SNDK– Flash chip maker SanDisk recovered nearly 7% to $18.84 after ThinkPanmure analyst Vijay Rakesh issued a note forecasting possible price stabilization for NAND flash chips due to healthy demand from Apple. Bear in mind that just yesterday the company set a fresh 52-week low on speculation that it may be considering layoffs, and has withered under an almost unrelenting assault of negative analyst attention in recent weeks. In fact, Sandisk shares are down more than a third since June 1. Early option activity shows calls outmoving puts by more than 5 to 1 as implied volatility ticks in at a two-month high of 68.6%, and while the front month shows traders readily taking both sides of bullish bets by buying and selling calls at strikes 17.50 and 20, but a large, 11,500-lot position also traded to the middle of the market at the out-of-the-money October 25 strike.
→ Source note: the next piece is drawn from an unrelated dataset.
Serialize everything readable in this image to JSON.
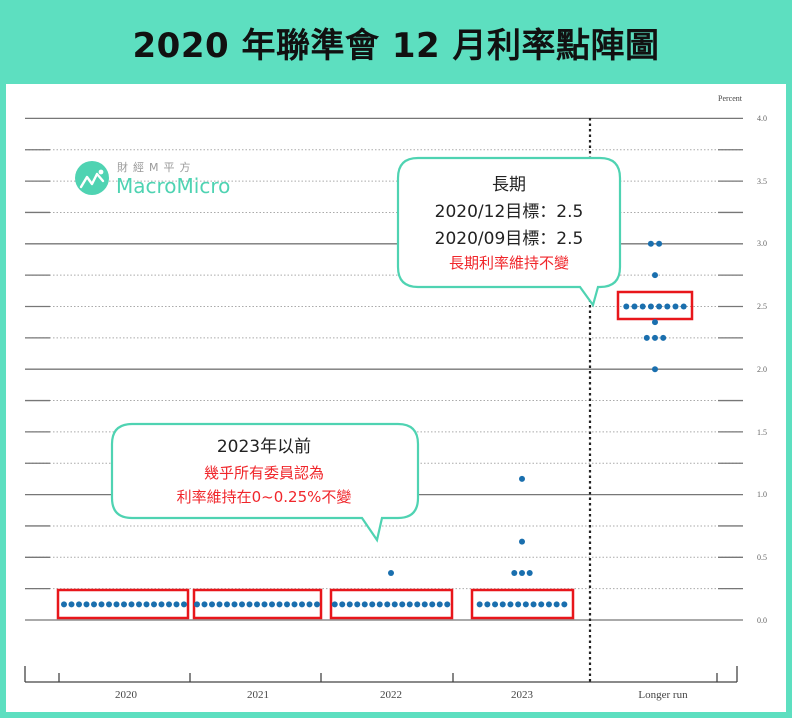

While a seller would be playing against a significant rise in Sandisk’s share price by autumn and taking in the 94-cent premium as a credit, a buyer might be reckoning on recovery for Sandisk to price levels it was last showing – interestingly enough – in early June.
ARM – Despite an extraordinarily chancy outlook for U.S. automakers and their suppliers, Michigan-based ArvinMeritor, which makes steel wheels and axles for trucks and automobiles, guided higher-than-expected Q3 sales thanks to increased demand from military clients and buoyant international sales. Shares rose 5.4% to $13.01 and we registered an increase in option trading volume to 4 times the normal level. This appeared in heavy and fresh put volume at the November 15 strike, which traded for $3.60 per contract. Implied volatility at 78% stacks up to a historic reading of 61% on ArvinMeritor stock, which is about $4 off its 52-week low – still having traded as high as $23.25 over the past 52 weeks.
HOV – Hovnanian – Shares are .36% higher at $5.66, but an increase in option trading volume to 2.5 times the normal level appeared in the November contract, where it looks like either a 2,000-lot long strangle or long collar was entered between the November 5 puts and 7.50 calls. An additional 2,000 lot trade at the January 5.00 put strike was bought on the offer for $1.30, suggesting a break below the 52-week low of $4.25 by November. Implied volatility on all Hovnanian options shows a 103% reading compared to 90% historic volatility recorded for Hovnanian stock.